In 1929, E.R.J. Hussey became the director of education. The new director released his own memorandum on education policy in 1930; the new scheme towed the line of the previous colonial position and introduced comprehensive proposals on elementary schools, middle schools and the higher college of education.
Two higher colleges were proposed by Hussey, one for the North and the other for the South, the latter was to be located in Yaba, Lagos, close to the department offices where some form of training was already in progress and the new college would use some of the department’s facilities for vocational training. With the hope that various vocational courses would be provided, the aim would attain eventually the standard of the British.
In December 1932, the government signed a contract for the erection of the first phase of the Yaba Higher College buildings. The college was built by Messrs Greene & Co at a cost of about 40,000 pounds. It had a capacity for 100 students far lower than its initial projection of 240 students. Although the college was scheduled to be opened in 1934, students were admitted in 1932 and housed temporarily at King’s College, Lagos.
The institution was a residential college and provided various ways to cater to the religious life of the student population. Prayers by Protestants and Catholics were allowed every evenings and Sunday service for Protestants was held in the school hall. The Catholics attended a nearby church. The school also had an active athletic life with strong interest in football, hockey and cricket.

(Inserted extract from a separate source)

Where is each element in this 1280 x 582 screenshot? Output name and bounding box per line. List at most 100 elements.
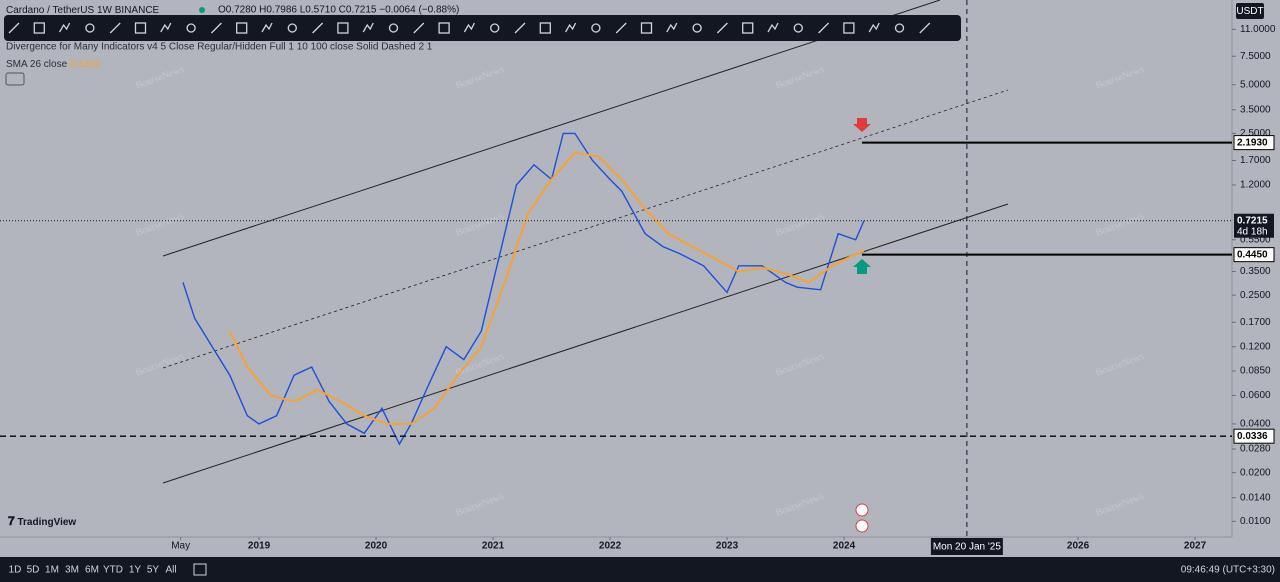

The college had an official news outlet, the Higher College Magazine and a student publication, The Viking.
On 19 January 1934, the Yaba Higher College was officially opened by the Governor, Sir Donald Cameron; the Nigerian Government inaugurated the Yaba Higher College. The institution, which was not affiliated to any British university, was to award its own Nigerian diplomas in a number of faculties, including medicine, arts, agriculture, economics and engineering. The institution was assailed by Nigerian nationalists. In the first place, it was inferior in status to a British university; and under no circumstance would an institution of higher learning which bore the stamp of inferiority be tolerated by Nigerians.

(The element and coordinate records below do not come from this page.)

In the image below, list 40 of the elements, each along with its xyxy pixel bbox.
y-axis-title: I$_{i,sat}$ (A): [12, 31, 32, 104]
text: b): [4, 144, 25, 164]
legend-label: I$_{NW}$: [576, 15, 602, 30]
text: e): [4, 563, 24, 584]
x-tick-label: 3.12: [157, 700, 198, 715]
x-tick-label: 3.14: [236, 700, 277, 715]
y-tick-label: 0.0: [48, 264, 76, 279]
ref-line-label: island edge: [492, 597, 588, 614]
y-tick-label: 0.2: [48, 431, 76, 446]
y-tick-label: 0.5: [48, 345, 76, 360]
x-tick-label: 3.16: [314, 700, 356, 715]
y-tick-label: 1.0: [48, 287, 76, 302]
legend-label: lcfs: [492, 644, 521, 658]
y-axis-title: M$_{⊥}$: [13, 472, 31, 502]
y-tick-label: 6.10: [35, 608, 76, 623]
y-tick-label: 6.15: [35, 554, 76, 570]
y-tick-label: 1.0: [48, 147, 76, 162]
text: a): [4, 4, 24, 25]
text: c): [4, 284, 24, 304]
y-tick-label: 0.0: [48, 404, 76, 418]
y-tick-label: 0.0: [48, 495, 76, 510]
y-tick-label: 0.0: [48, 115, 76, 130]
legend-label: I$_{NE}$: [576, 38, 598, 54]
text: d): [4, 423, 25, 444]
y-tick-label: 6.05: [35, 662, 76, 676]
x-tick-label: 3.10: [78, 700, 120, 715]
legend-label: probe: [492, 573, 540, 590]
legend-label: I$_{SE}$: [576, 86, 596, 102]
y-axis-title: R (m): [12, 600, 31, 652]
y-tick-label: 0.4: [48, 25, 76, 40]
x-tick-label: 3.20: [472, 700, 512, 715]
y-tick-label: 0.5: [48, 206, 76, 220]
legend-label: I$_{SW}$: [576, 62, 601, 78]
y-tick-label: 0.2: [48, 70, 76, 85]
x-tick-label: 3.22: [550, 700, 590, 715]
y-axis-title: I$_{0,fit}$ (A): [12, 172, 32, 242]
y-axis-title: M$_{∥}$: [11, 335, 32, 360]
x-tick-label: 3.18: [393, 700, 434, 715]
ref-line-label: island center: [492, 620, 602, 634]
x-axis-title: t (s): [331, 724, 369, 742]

In the second place, the diplomas to be awarded by the institution were also inferior, since the holders of these diplomas were only expected, in various government departments and institutions, to occupy posts which were permanently subordinate to those filled by the holders of British university degrees (mostly expatriates) in the same faculties and professions.
In the third place, the diplomas to be awarded by the college would only enjoy an inferior recognition in Nigeria and would not command any respect, much less recognition, outside the country.
In the fourth place, though the diplomas were in all respects to be inferior to university degrees, the time required to do a course was longer than was the case for a university degree in the same subject.
Thus; this created resentment among the educationists, the political leaders and the British masters. How could they? Despite their foreign education background still tag them for fool?
Due to this, Statistics showed that of the twenty-eight new students admitted in 1937, all of them withdrew or were withdrawn at the end of the same year. 1938 was much better, twenty-four entered and ten withdrew, while in 1939, thirty-six were admitted and twenty-three withdrew. By any standard, these are among the highest drop-out rates in any education system in the world.
Between 1930 and 1947, the full-time staff was never less than nine or more than thirteen, most of them being government civil servants. Yaba Higher College suffered immensely during the Second World War. Its campus and medical school were acquired by the army for war purposes and the student body was dispersed. The college was finally absorbed by University College, Ibadan, in 1947, fifteen years after its establishment.